Monetary establishments course of 1000’s of paperwork every day, together with tax varieties, mortgage statements, and buy orders. Every has a singular format, construction, and subject names, making it difficult to create automation workflows utilizing optical character recognition (OCR) software program. Amazon Bedrock Information Automation (BDA) helps clear up these challenges by automating the extraction, validation, and evaluation of knowledge from monetary paperwork. BDA goes past easy OCR by utilizing basis fashions that may:
- Perceive doc context
- Acknowledge relationships between completely different sections
- Extract structured, actionable information
- Validate data throughout a number of sources
Whereas basis fashions like Anthropic Claude can extract content material from PDFs, Amazon Bedrock Information Automation presents customized extractions with industry-leading accuracy at a decrease value, together with options reminiscent of visible grounding with confidence scores for explainability and built-in hallucination mitigation.
On this submit, we discover how Amazon Bedrock Information Automation can precisely extract data from 4 widespread sorts of monetary paperwork: financial institution statements, W-2 varieties, 1099-B tax varieties, and vendor contracts. We spotlight the complexity within the paperwork, element the customized extraction created in Amazon Bedrock Information Automation, and describe the outcomes of the extraction course of.
Answer overview
Amazon Bedrock Information Automation enables you to configure output primarily based in your processing wants utilizing blueprints. A blueprint in Amazon Bedrock Information Automation is a configuration template that defines how information must be extracted from paperwork. It specifies:
- The doc kind being processed
- The info fields to be extracted
- The validation guidelines for the extracted information
- The construction and format of the output
Consider it as a map that tells Amazon Bedrock Information Automation precisely what data to search for and the right way to course of it. When utilizing a blueprint for extraction, you need to use a catalog blueprint or a customized created blueprint. A customized blueprint permits organizations to create extraction patterns for his or her particular wants. On this submit, we created customized blueprints and used the BDA console to generate and validate the output.
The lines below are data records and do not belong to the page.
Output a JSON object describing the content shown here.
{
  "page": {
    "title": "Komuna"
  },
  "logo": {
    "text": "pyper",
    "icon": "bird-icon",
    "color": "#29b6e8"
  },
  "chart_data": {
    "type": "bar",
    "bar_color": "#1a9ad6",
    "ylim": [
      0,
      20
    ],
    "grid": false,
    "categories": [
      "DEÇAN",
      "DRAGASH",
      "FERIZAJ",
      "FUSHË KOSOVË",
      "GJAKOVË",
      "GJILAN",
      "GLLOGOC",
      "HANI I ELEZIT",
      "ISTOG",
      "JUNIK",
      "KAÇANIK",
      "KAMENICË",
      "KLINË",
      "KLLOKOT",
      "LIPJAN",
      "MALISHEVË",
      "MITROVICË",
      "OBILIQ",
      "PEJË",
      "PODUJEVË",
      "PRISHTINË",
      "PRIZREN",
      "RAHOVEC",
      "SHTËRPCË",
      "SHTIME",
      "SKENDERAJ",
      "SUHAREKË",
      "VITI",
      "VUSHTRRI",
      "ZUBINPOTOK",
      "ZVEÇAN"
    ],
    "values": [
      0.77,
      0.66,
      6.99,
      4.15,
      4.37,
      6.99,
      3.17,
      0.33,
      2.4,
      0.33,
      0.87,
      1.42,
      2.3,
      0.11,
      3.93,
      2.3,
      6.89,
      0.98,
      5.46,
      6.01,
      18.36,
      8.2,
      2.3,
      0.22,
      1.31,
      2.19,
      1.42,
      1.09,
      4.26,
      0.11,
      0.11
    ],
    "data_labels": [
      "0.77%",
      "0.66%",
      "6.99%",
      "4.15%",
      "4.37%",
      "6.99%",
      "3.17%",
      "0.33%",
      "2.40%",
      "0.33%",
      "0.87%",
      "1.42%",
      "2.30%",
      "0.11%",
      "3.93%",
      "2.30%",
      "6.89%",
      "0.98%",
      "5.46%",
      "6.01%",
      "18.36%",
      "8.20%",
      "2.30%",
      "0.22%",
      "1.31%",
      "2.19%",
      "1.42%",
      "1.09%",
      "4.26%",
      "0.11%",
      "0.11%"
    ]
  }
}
The way to develop blueprints for 4 sorts of monetary paperwork
The next sections stroll you thru creating customized blueprints for financial institution statements, W-2 varieties, 1099-B varieties, and vendor contracts.
Conditions
If you’re not conversant in how customized blueprints are created, observe the directions from the Amazon Bedrock documentation. For our analysis, we uploaded the paperwork on the BDA console, refined the AI-generated prompts, and downloaded the outcomes. Usually, a single customized blueprint suffices for a particular doc kind when extracting constant fields. Nevertheless, if workflow necessities range or doc codecs change considerably, a number of customized blueprints would possibly should be created to accommodate these variations. After a blueprint is created, you need to use it as part of the workflow for constant downstream processing. For a similar blueprint, if the enter doc has completely different information, then BDA would possibly return barely completely different output (for instance, some financial institution statements may need complete debits and credit). Nevertheless, as a result of BDA output is structured JSON, it’s easy to create applicable guidelines primarily based on downstream processing workflows (for instance, discard complete if the workflow is to categorize particular person debit and credit score transactions for accounting).
The next screenshot illustrates the blueprint immediate for one of many doc varieties.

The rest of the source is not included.